December 24, 2024

The Equinor ASA offshore oil drilling rig is located in the Johan Sverdrup field in the North Sea off the coast of Norway on Monday, February 13, 2023.

Bloomberg | Bloomberg | Getty Images

Petroleum Major shell Statoil and Statoil announced plans on Thursday to merge their UK offshore oil and gas assets to create a joint energy company.

The joint venture will be established in Aberdeen, Scotland, to maintain fossil fuel production and energy supply security in the UK

The companies plan to complete the deal by the end of next year, subject to approval. Shell said the combined company would then become the largest independent producer in the UK North Sea.

The company’s daily production is expected to exceed 140,000 barrels of oil equivalent in 2025.

Shell shares were down 0.8% at around 8:40 a.m. London time, while Equinor shares were up 0.3%.

“Domestic production of oil and gas is expected to play an important role in the future of the UK energy system,” Zoë Yujnovich, director of integrated gas and upstream at Shell, said in a statement.

Juinovich added: “The new joint venture will help play a key role in a balanced energy transition, providing millions of British homes with a secure supply of heat, industrial power and the fuels that people rely on.”

The joint venture will include Equinor’s stakes in Mariner, Rosebank and Buzzard and Shell’s holdings in Shearwater, Penguins, Gannet, Nelson, Pierce, Jackdaw, Victory, Clair and Schiehallion.

Equinor currently employs around 300 people in the UK, while Shell employs around 1,000 people in oil and gas roles across the country.

“This transaction enhances Equinor’s near-term cash flow and by combining the long-term expertise and competitive assets of Equinor and Shell, this new entity will play a vital role in securing the UK’s energy supply,” Exploration and Exploration said Philippe Mathieu, Executive Vice President.

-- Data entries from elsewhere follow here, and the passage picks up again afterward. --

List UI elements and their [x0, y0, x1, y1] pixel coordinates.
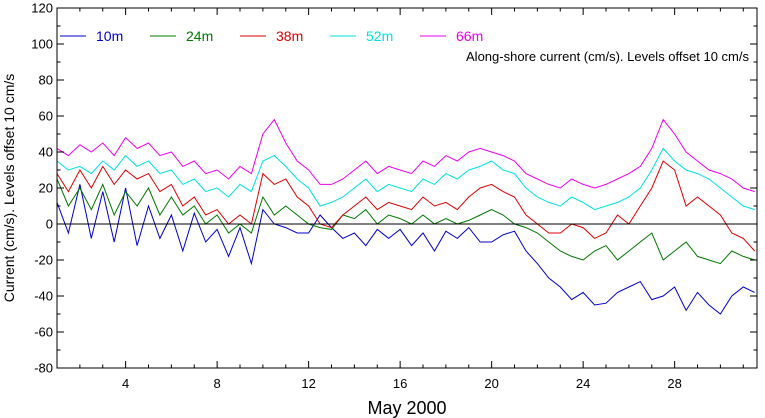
x-tick-label: 28: [667, 376, 681, 391]
ticks-layer: 4 8 12 16 20 24 28 -80 -60 -40 -20 0 20 40 60 80 100 120: [31, 1, 757, 391]
y-tick-label: 40: [39, 145, 53, 160]
y-tick-label: -40: [34, 289, 53, 304]
x-tick-label: 8: [214, 376, 221, 391]
y-tick-label: 0: [46, 217, 53, 232]
series-line-52m: [57, 147, 755, 211]
series-line-66m: [57, 118, 755, 193]
y-axis-title: Current (cm/s). Levels offset 10 cm/s: [1, 74, 17, 302]
legend: 10m 24m 38m 52m 66m: [60, 28, 483, 44]
legend-label-38m: 38m: [276, 28, 303, 44]
y-tick-label: -80: [34, 361, 53, 376]
legend-label-52m: 52m: [366, 28, 393, 44]
series-line-38m: [57, 160, 756, 252]
chart-annotation: Along-shore current (cm/s). Levels offse…: [466, 49, 749, 64]
series-line-24m: [57, 178, 755, 265]
x-tick-label: 16: [393, 376, 407, 391]
legend-label-24m: 24m: [186, 28, 213, 44]
y-tick-label: 20: [39, 181, 53, 196]
x-axis-title: May 2000: [367, 398, 446, 418]
y-tick-label: -60: [34, 325, 53, 340]
y-tick-label: -20: [34, 253, 53, 268]
y-tick-label: 80: [39, 73, 53, 88]
y-tick-label: 100: [31, 37, 53, 52]
x-tick-label: 20: [484, 376, 498, 391]
y-tick-label: 60: [39, 109, 53, 124]
legend-label-66m: 66m: [456, 28, 483, 44]
series-line-10m: [57, 184, 755, 315]
x-tick-label: 24: [576, 376, 590, 391]
x-tick-label: 4: [122, 376, 129, 391]
series-layer: [57, 118, 756, 315]
legend-label-10m: 10m: [96, 28, 123, 44]
x-tick-label: 12: [301, 376, 315, 391]
y-tick-label: 120: [31, 1, 53, 16]
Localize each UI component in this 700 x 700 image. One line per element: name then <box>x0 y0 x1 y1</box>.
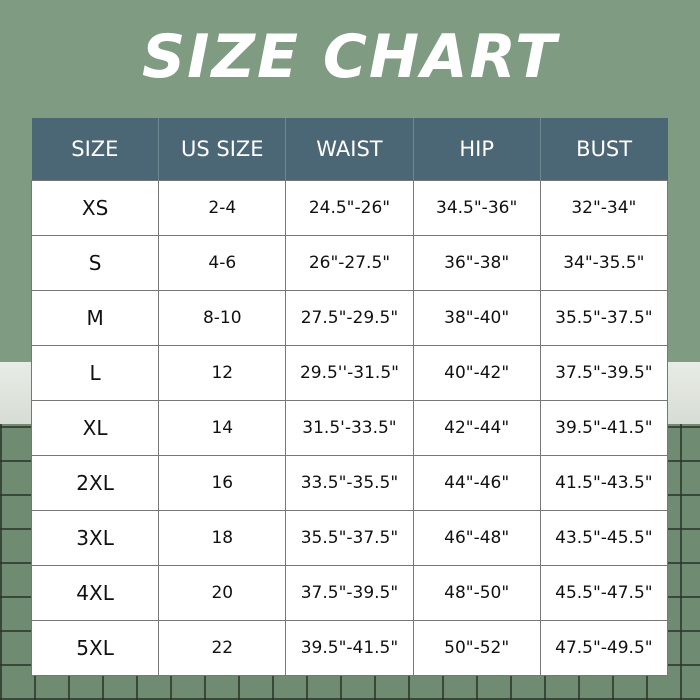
cell-us-size: 16 <box>158 455 287 511</box>
column-header-hip: HIP <box>412 118 541 181</box>
cell-bust: 45.5"-47.5" <box>539 565 669 621</box>
cell-bust: 35.5"-37.5" <box>539 290 669 346</box>
table-row: 2XL 16 33.5"-35.5" 44"-46" 41.5"-43.5" <box>30 455 669 511</box>
cell-size: XL <box>30 400 160 456</box>
cell-size: 3XL <box>30 510 160 566</box>
table-row: S 4-6 26"-27.5" 36"-38" 34"-35.5" <box>30 235 669 291</box>
cell-waist: 35.5"-37.5" <box>285 510 414 566</box>
cell-bust: 39.5"-41.5" <box>539 400 669 456</box>
cell-waist: 39.5"-41.5" <box>285 620 414 676</box>
cell-size: M <box>30 290 160 346</box>
cell-bust: 41.5"-43.5" <box>539 455 669 511</box>
cell-bust: 37.5"-39.5" <box>539 345 669 401</box>
cell-hip: 50"-52" <box>412 620 541 676</box>
table-row: 5XL 22 39.5"-41.5" 50"-52" 47.5"-49.5" <box>30 620 669 676</box>
table-row: XL 14 31.5'-33.5" 42"-44" 39.5"-41.5" <box>30 400 669 456</box>
table-row: L 12 29.5''-31.5" 40"-42" 37.5"-39.5" <box>30 345 669 401</box>
column-header-us-size: US SIZE <box>158 118 286 181</box>
page-title: SIZE CHART <box>141 22 559 92</box>
cell-hip: 46"-48" <box>412 510 541 566</box>
cell-us-size: 22 <box>158 620 287 676</box>
cell-us-size: 12 <box>158 345 287 401</box>
cell-size: 4XL <box>30 565 160 621</box>
cell-waist: 27.5"-29.5" <box>285 290 414 346</box>
cell-waist: 29.5''-31.5" <box>285 345 414 401</box>
cell-waist: 31.5'-33.5" <box>285 400 414 456</box>
cell-bust: 47.5"-49.5" <box>539 620 669 676</box>
cell-waist: 37.5"-39.5" <box>285 565 414 621</box>
cell-us-size: 8-10 <box>158 290 287 346</box>
cell-size: L <box>30 345 160 401</box>
cell-hip: 36"-38" <box>412 235 541 291</box>
column-header-size: SIZE <box>31 118 159 181</box>
header-row: SIZE US SIZE WAIST HIP BUST <box>31 118 668 181</box>
cell-hip: 42"-44" <box>412 400 541 456</box>
cell-bust: 34"-35.5" <box>539 235 669 291</box>
size-chart-table: SIZE US SIZE WAIST HIP BUST XS 2-4 24.5"-26" 34… <box>30 118 669 676</box>
cell-us-size: 2-4 <box>158 180 287 236</box>
cell-size: 5XL <box>30 620 160 676</box>
cell-us-size: 18 <box>158 510 287 566</box>
cell-us-size: 14 <box>158 400 287 456</box>
cell-hip: 34.5"-36" <box>412 180 541 236</box>
column-header-bust: BUST <box>539 118 668 181</box>
cell-size: 2XL <box>30 455 160 511</box>
cell-hip: 38"-40" <box>412 290 541 346</box>
table-row: XS 2-4 24.5"-26" 34.5"-36" 32"-34" <box>30 180 669 236</box>
table-row: 4XL 20 37.5"-39.5" 48"-50" 45.5"-47.5" <box>30 565 669 621</box>
cell-hip: 44"-46" <box>412 455 541 511</box>
cell-waist: 33.5"-35.5" <box>285 455 414 511</box>
column-header-waist: WAIST <box>285 118 414 181</box>
cell-bust: 43.5"-45.5" <box>539 510 669 566</box>
cell-waist: 24.5"-26" <box>285 180 414 236</box>
cell-size: XS <box>30 180 160 236</box>
table-row: 3XL 18 35.5"-37.5" 46"-48" 43.5"-45.5" <box>30 510 669 566</box>
table-row: M 8-10 27.5"-29.5" 38"-40" 35.5"-37.5" <box>30 290 669 346</box>
cell-size: S <box>30 235 160 291</box>
cell-hip: 48"-50" <box>412 565 541 621</box>
cell-us-size: 20 <box>158 565 287 621</box>
cell-waist: 26"-27.5" <box>285 235 414 291</box>
cell-us-size: 4-6 <box>158 235 287 291</box>
cell-hip: 40"-42" <box>412 345 541 401</box>
cell-bust: 32"-34" <box>539 180 669 236</box>
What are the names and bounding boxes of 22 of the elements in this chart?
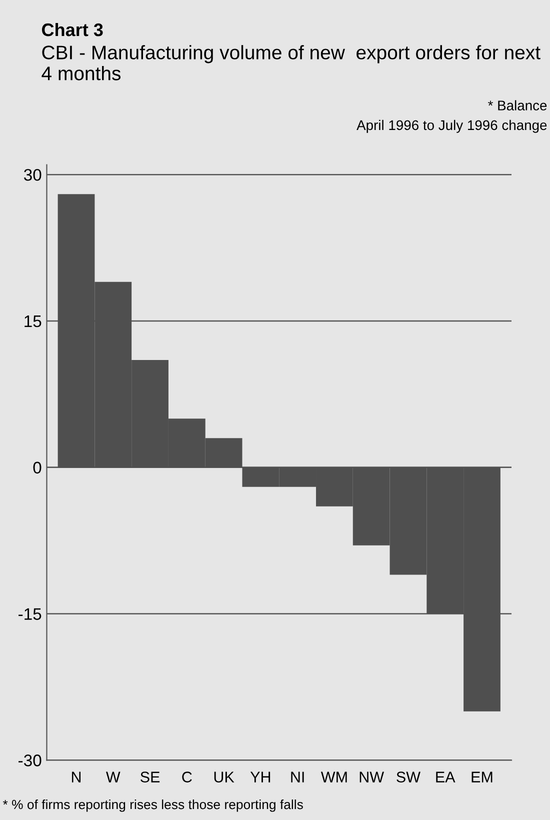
x-tick-label: W bbox=[106, 772, 120, 782]
x-tick-label: NW bbox=[360, 772, 384, 782]
x-tick-label: UK bbox=[214, 772, 234, 782]
y-tick-label: -15 bbox=[18, 608, 42, 620]
x-tick-label: C bbox=[182, 772, 192, 782]
x-tick-label: N bbox=[72, 772, 81, 782]
chart-subtitle: CBI - Manufacturing volume of new export orders for next 4 months bbox=[42, 45, 540, 80]
y-tick-label: -30 bbox=[18, 754, 42, 766]
chart-title: Chart 3 bbox=[42, 22, 103, 36]
x-tick-label: YH bbox=[250, 772, 270, 782]
x-tick-label: SW bbox=[396, 772, 420, 782]
y-tick-label: 15 bbox=[24, 316, 42, 328]
x-tick-label: NI bbox=[291, 772, 304, 782]
y-tick-label: 30 bbox=[24, 168, 42, 181]
x-tick-label: WM bbox=[320, 772, 347, 782]
text: * % of firms reporting rises less those reporting falls bbox=[2, 800, 303, 812]
text: * Balance bbox=[488, 100, 547, 110]
y-tick-label: 0 bbox=[33, 462, 42, 474]
text: April 1996 to July 1996 change bbox=[356, 120, 547, 133]
x-tick-label: EM bbox=[472, 772, 492, 782]
x-tick-label: EA bbox=[436, 772, 456, 782]
x-tick-label: SE bbox=[140, 772, 160, 782]
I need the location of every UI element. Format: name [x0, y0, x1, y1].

Joint venture ‘appears to make strategic sense’

Analysts led by RBC Capital Markets’ Biraj Borkhataria said they expected “tax synergies” to be an important factor in the merger of Shell and Equinor’s UK offshore oil and gas assets.

Analysts at RBC Capital Markets said: “There has been much discussion in recent months about the UK government’s fiscal policy around North Sea oil and gas development, with many large companies pointing to recent increases in windfall profits taxes that will limit future investment. ” said in a research report published on Thursday.

“In this case, as the UK is not considered a major growth market, this merger appears to make strategic sense as it allows both companies to pool resources and continue to grow while reducing focus/capital to the region and following the recent of initiatives are manufactured in the country by companies such as Eni,” they added.